Le paiement de l’indemnité d’éviction

L’indemnité d’éviction est due par le bailleur au preneur. Une fois que le juge aura ordonné le versement de cette indemnité, le bailleur sera tenu d’exécuter cette obligation de paiement dans les conditions prévues par la décision judiciaire. En cas de défaut de paiement, le preneur conserve en principe son droit de se maintenir dans les lieux.

Les modalités de paiement de l’indemnité d’éviction

Lorsque le preneur perçoit l’indemnité d’éviction, il se trouve soumis à certaines obligations, dont le non-respect peut entraîner la condamnation à des pénalités de retard. Si le bailleur ne procède pas au paiement dans les délais impartis, il sera tenu de verser, en sus de l’indemnité d’éviction, des intérêts moratoires.

Le rôle du séquestre

À l’expiration d’un délai de trois mois suivant le versement de l’indemnité d’éviction au locataire ou la notification de son dépôt auprès d’un séquestre, les locaux doivent être restitués au bailleur. En l’absence d’accord entre les parties, le séquestre est désigné par le jugement condamnant au paiement de l’indemnité, ou, à défaut, par ordonnance sur requête.

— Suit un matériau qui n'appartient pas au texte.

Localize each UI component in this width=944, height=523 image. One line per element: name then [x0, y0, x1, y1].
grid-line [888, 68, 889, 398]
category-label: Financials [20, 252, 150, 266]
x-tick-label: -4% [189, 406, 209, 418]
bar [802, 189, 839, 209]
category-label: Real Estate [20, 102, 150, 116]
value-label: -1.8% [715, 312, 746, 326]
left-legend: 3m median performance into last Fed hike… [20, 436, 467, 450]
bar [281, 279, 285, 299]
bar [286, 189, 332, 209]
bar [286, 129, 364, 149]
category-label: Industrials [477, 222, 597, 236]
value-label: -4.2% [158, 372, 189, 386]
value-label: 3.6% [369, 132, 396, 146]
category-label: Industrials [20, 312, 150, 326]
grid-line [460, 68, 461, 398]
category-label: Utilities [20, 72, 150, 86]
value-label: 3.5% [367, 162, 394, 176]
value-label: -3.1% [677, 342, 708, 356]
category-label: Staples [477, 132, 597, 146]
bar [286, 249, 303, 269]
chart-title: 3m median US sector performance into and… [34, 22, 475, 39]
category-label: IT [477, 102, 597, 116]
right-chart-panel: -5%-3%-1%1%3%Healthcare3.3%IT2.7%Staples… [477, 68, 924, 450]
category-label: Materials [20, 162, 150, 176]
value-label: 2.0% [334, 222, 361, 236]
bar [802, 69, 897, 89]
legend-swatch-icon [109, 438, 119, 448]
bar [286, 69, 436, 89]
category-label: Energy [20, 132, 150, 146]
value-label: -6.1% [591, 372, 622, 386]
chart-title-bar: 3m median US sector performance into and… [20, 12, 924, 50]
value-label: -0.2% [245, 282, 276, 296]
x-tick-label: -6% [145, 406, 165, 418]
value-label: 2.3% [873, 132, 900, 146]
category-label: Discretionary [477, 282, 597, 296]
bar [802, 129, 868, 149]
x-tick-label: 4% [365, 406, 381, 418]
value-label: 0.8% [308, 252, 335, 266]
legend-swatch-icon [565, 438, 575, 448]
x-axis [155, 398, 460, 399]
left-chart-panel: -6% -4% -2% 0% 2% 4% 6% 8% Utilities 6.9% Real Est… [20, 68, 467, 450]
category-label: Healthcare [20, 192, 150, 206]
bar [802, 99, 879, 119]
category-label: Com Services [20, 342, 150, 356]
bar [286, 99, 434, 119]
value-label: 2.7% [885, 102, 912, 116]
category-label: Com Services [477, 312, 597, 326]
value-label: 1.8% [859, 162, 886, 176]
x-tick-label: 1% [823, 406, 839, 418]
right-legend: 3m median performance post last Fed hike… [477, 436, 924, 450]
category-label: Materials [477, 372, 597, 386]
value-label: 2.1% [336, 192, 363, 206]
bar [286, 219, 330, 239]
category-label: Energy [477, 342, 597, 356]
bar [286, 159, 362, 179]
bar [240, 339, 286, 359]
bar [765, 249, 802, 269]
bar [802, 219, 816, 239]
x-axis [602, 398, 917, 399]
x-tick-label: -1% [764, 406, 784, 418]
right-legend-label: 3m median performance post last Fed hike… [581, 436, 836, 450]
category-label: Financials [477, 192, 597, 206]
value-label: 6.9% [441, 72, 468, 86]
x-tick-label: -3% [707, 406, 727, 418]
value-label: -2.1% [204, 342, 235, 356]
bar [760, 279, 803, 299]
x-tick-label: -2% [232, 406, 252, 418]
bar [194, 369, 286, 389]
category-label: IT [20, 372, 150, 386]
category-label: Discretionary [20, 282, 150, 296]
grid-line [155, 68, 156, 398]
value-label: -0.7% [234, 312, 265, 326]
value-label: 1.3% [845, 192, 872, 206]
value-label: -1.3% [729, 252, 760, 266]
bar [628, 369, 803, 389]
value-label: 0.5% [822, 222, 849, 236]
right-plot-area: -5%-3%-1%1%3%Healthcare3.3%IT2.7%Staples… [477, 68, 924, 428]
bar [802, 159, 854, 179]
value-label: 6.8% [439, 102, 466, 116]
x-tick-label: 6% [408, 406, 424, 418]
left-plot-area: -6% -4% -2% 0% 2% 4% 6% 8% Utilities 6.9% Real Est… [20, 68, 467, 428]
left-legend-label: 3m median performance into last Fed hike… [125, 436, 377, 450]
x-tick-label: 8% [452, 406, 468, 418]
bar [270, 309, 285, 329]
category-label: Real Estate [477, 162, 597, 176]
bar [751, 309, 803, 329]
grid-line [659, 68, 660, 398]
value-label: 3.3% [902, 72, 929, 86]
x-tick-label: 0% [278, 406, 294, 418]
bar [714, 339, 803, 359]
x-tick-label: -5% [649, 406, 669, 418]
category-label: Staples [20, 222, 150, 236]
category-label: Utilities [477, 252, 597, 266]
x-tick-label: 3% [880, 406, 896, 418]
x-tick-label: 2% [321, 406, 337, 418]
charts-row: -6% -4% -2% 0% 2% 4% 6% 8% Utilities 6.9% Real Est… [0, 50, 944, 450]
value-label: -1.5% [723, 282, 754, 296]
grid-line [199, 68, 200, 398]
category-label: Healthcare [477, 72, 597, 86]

Le versement de l’indemnité entre les mains d’un séquestre, bien que prévu par l’article L. 145-29 du Code de commerce, ne peut intervenir qu’à titre exceptionnel. Ce versement est justifié uniquement en cas de désaccord sur le décompte fourni par le bailleur ou lorsqu’il y a une résistance injustifiée du preneur à libérer les lieux.

Le bailleur qui sollicite la désignation d’un séquestre sans établir l’existence d’un désaccord sur le décompte ou sans l’accord du preneur commet un abus de droit, engageant ainsi sa responsabilité. Si les conditions de mise en œuvre de la pénalité sont réunies, celle-ci s’applique, mais un comportement abusif du bailleur peut également donner lieu à des dommages et intérêts.

L’indemnité d’éviction est remise par le séquestre au preneur contre sa seule quittance, sous réserve qu’il n’y ait pas d’opposition des créanciers, et à la condition que le preneur restitue les clés du local vide et justifie du paiement des impôts et loyers ainsi que de l’exécution des réparations locatives. En cas de non-remise des clés à la date convenue et après mise en demeure, le séquestre retient 1 % par jour de retard sur le montant de l’indemnité et restitue cette somme au bailleur.

Si le bailleur n’a pas exercé son droit de repentir, l’indemnité d’éviction doit être versée au preneur ou à un séquestre dans un délai de trois mois suivant la signification d’un commandement effectué par acte extrajudiciaire. À défaut, le paiement pourra être contesté.

L’obligation de notifier le versement de l’indemnité d’éviction entre les mains du séquestre incombe exclusivement au bailleur, et non au séquestre. En l’absence de fraude du bailleur, les créanciers inscrits ne peuvent exercer de droit sur le montant de l’indemnité d’éviction versée au preneur, faute de législation spécifique en ce sens.

Enfin, même en cas de désignation du séquestre par jugement, le juge des référés reste compétent pour statuer sur les difficultés d’exécution dudit jugement. Une fois le paiement effectué directement auprès de l’avocat du preneur, le bailleur perd le droit de solliciter les sanctions prévues par l’article L.145-30 du Code de commerce.